Foto:
Angka: Peningkatan Koefisien Kecernaan dari beberapa bahan (%) (BSFL: Makanan larva lalat tentara hitam; SCP: Protein sel Tunggal) (Data Internah Jefo)
Tepung ikan telah lama menjadi bahan pokok dalam formulasi pakan budidaya karena kandungan proteinnya yang tinggi dan profil asam aminonya yang seimbang. Namun, kini semakin sulit mendapatkan tepung ikan yang berkualitas tinggi dengan di sisi lain harganya kian melonjak.
Sehingga, muncul kebutuhan mendesak untuk menemukan alternatif pakan lebih efisien dan berkelanjutan.
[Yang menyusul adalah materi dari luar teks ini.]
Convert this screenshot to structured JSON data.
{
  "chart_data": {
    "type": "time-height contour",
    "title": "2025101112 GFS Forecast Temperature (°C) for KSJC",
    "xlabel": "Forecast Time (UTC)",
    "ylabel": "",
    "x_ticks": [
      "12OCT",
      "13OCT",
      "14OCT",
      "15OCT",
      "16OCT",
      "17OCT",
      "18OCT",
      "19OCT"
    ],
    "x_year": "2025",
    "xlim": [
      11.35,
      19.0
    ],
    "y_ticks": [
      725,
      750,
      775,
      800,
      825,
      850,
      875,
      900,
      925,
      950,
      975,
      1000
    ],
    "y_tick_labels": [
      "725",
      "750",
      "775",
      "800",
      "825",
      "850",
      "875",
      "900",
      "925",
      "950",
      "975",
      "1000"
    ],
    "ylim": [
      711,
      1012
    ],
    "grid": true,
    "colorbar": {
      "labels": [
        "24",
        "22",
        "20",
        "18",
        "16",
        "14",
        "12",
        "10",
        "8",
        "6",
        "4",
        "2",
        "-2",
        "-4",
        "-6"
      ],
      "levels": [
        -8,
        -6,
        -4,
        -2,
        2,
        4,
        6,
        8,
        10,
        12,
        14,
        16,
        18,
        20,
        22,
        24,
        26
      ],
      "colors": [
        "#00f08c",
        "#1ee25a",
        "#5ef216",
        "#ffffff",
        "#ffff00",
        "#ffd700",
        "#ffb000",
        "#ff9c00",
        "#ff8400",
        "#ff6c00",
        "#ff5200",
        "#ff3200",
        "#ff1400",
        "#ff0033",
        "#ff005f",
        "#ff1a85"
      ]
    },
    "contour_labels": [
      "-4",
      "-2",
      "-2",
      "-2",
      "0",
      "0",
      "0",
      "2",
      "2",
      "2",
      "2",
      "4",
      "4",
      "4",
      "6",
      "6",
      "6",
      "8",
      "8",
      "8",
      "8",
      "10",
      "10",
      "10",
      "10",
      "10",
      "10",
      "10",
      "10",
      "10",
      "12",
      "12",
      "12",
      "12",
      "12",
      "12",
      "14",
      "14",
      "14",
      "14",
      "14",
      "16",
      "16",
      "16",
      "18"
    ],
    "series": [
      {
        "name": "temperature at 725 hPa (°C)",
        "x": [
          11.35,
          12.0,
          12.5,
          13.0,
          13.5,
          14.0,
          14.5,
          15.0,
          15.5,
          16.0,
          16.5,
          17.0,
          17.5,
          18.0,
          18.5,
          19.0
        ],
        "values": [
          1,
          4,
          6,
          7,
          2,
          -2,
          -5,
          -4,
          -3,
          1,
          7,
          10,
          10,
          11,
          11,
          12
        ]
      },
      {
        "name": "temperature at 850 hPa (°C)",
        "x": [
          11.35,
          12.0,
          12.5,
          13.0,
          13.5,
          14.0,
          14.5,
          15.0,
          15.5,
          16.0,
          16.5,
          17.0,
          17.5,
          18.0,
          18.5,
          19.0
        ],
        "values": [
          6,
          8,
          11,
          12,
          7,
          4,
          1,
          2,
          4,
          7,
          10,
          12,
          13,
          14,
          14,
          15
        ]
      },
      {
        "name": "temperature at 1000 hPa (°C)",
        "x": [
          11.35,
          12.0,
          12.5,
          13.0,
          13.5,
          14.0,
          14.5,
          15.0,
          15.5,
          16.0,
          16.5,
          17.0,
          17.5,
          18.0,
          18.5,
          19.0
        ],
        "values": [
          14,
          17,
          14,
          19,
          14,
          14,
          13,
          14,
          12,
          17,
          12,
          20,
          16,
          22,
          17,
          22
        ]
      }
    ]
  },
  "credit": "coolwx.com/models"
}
Dua strategi utama yang dapat diadopsi adalah pengurangan penggunaan tepung ikan serta penerapan pola makan hemat protein.
Sumber Protein Alternatif
Dikutip oleh Tran-Ngoc dkk (2019), pada ikan, pengurangan tepung ikan dan kompensasi dari sumber protein lain sedang menghadapi tantangan dalam kecernaan protein. Sedangkan menurut kutipan Vieira et al (2022), tantangan ini makin diperparah ketika sumber protein pengganti, terutama yang berasal dari tumbuhan memiliki kecernaan lebih rendah dibandingkan dengan tepung ikan yang berkualitas tinggi. Kandungan protein dan profil asam amino esensial dari bahan alternatif ini harus diukur dengan baik untuk memastikan terpenuhinya kebutuhan nutrisi spesifik setiap spesies.
Disamping itu, protease, enzim yang memecah protein menjadi peptida lebih kecil, menjadi solusi dalam meningkatkan kecernaan protein dari sumber alternatif. Studi menunjukkan bahwa dengan menambahkan protease, kecernaan protein dalam pakan dapat meningkat secara signifikan.
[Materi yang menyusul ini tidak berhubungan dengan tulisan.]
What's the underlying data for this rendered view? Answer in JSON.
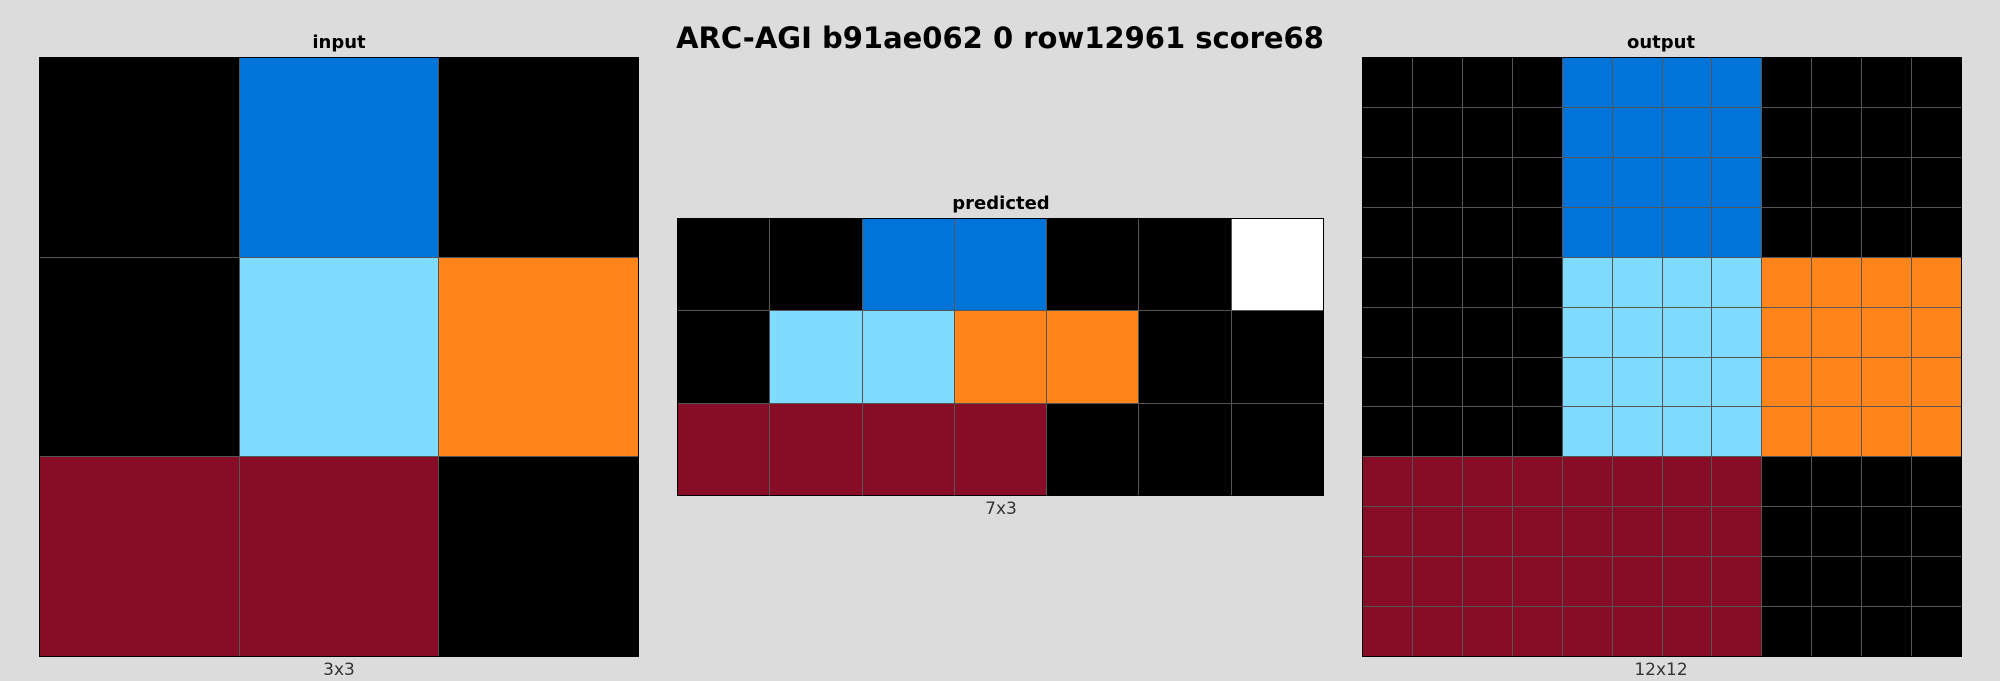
{
  "title": "ARC-AGI b91ae062 0 row12961 score68",
  "palette": {
    "0": "#000000",
    "1": "#0074D9",
    "7": "#FF851B",
    "8": "#7FDBFF",
    "9": "#870C25",
    "w": "#FFFFFF"
  },
  "panels": [
    {
      "label": "input",
      "dims": "3x3",
      "rows": 3,
      "cols": 3,
      "cells": [
        [
          "0",
          "1",
          "0"
        ],
        [
          "0",
          "8",
          "7"
        ],
        [
          "9",
          "9",
          "0"
        ]
      ]
    },
    {
      "label": "predicted",
      "dims": "7x3",
      "rows": 3,
      "cols": 7,
      "cells": [
        [
          "0",
          "0",
          "1",
          "1",
          "0",
          "0",
          "w"
        ],
        [
          "0",
          "8",
          "8",
          "7",
          "7",
          "0",
          "0"
        ],
        [
          "9",
          "9",
          "9",
          "9",
          "0",
          "0",
          "0"
        ]
      ]
    },
    {
      "label": "output",
      "dims": "12x12",
      "rows": 12,
      "cols": 12,
      "cells": [
        [
          "0",
          "0",
          "0",
          "0",
          "1",
          "1",
          "1",
          "1",
          "0",
          "0",
          "0",
          "0"
        ],
        [
          "0",
          "0",
          "0",
          "0",
          "1",
          "1",
          "1",
          "1",
          "0",
          "0",
          "0",
          "0"
        ],
        [
          "0",
          "0",
          "0",
          "0",
          "1",
          "1",
          "1",
          "1",
          "0",
          "0",
          "0",
          "0"
        ],
        [
          "0",
          "0",
          "0",
          "0",
          "1",
          "1",
          "1",
          "1",
          "0",
          "0",
          "0",
          "0"
        ],
        [
          "0",
          "0",
          "0",
          "0",
          "8",
          "8",
          "8",
          "8",
          "7",
          "7",
          "7",
          "7"
        ],
        [
          "0",
          "0",
          "0",
          "0",
          "8",
          "8",
          "8",
          "8",
          "7",
          "7",
          "7",
          "7"
        ],
        [
          "0",
          "0",
          "0",
          "0",
          "8",
          "8",
          "8",
          "8",
          "7",
          "7",
          "7",
          "7"
        ],
        [
          "0",
          "0",
          "0",
          "0",
          "8",
          "8",
          "8",
          "8",
          "7",
          "7",
          "7",
          "7"
        ],
        [
          "9",
          "9",
          "9",
          "9",
          "9",
          "9",
          "9",
          "9",
          "0",
          "0",
          "0",
          "0"
        ],
        [
          "9",
          "9",
          "9",
          "9",
          "9",
          "9",
          "9",
          "9",
          "0",
          "0",
          "0",
          "0"
        ],
        [
          "9",
          "9",
          "9",
          "9",
          "9",
          "9",
          "9",
          "9",
          "0",
          "0",
          "0",
          "0"
        ],
        [
          "9",
          "9",
          "9",
          "9",
          "9",
          "9",
          "9",
          "9",
          "0",
          "0",
          "0",
          "0"
        ]
      ]
    }
  ]
}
Misalnya, pada ikan rainbow trout, protease dapat meningkatkan kecernaan protein dari bungkil kedelai dan kanola masing-masing sebesar 3,5% dan 6,3% (Lee et al, 2020). Selain itu, penggunaan protease juga telah terbukti meningkatkan kecernaan protein dari bahan hewani seperti tepung bulu dan tepung unggas, yang umumnya memiliki daya cerna lebih rendah.
Penerapan protease dalam pakan akuakultur telah menunjukkan hasil yang menjanjikan dalam mempertahankan performa pertumbuhan hewan akuatik meskipun terjadi pengurangan penggunaan tepung ikan. Contohnya, pada pakan udang, protease memungkinkan pengurangan tepung ikan hingga 40% tanpa mengorbankan performa pertumbuhan. Penggantian sebagian bahan pakan seperti bungkil kedelai dengan bungkil kanola pada pakan ikan pangasius juga berhasil menurunkan biaya formulasi tanpa mengurangi kualitas pakan.
Di tengah tantangan ekonomi yang semakin berat, industri pakan akuakultur kini beralih ke pola makan hemat protein. Dengan mengoptimalkan bahan baku dan menambahkan protease, pakan dengan kadar protein yang lebih rendah dapat tetap menjaga performa pertumbuhan tetap optimal. Sebagai contoh, pada udang putih, pengurangan kadar tepung ikan dari 10% menjadi 5% dalam pakan berhasil dipertahankan tanpa mengorbankan pertumbuhan dan efisiensi pemberian pakan (Jefo, data internal).
Protease telah terbukti menjadi alat yang efektif dalam mengoptimalkan penggunaan protein alternatif, membantu menurunkan biaya formulasi pakan, serta mendukung keberlanjutan industri akuakultur. Dengan menurunkan ketergantungan pada tepung ikan berkualitas tinggi dan memanfaatkan sumber protein alternatif, sektor akuakultur dapat terus berkembang meskipun di tengah tantangan yang penuh ketidakpastian.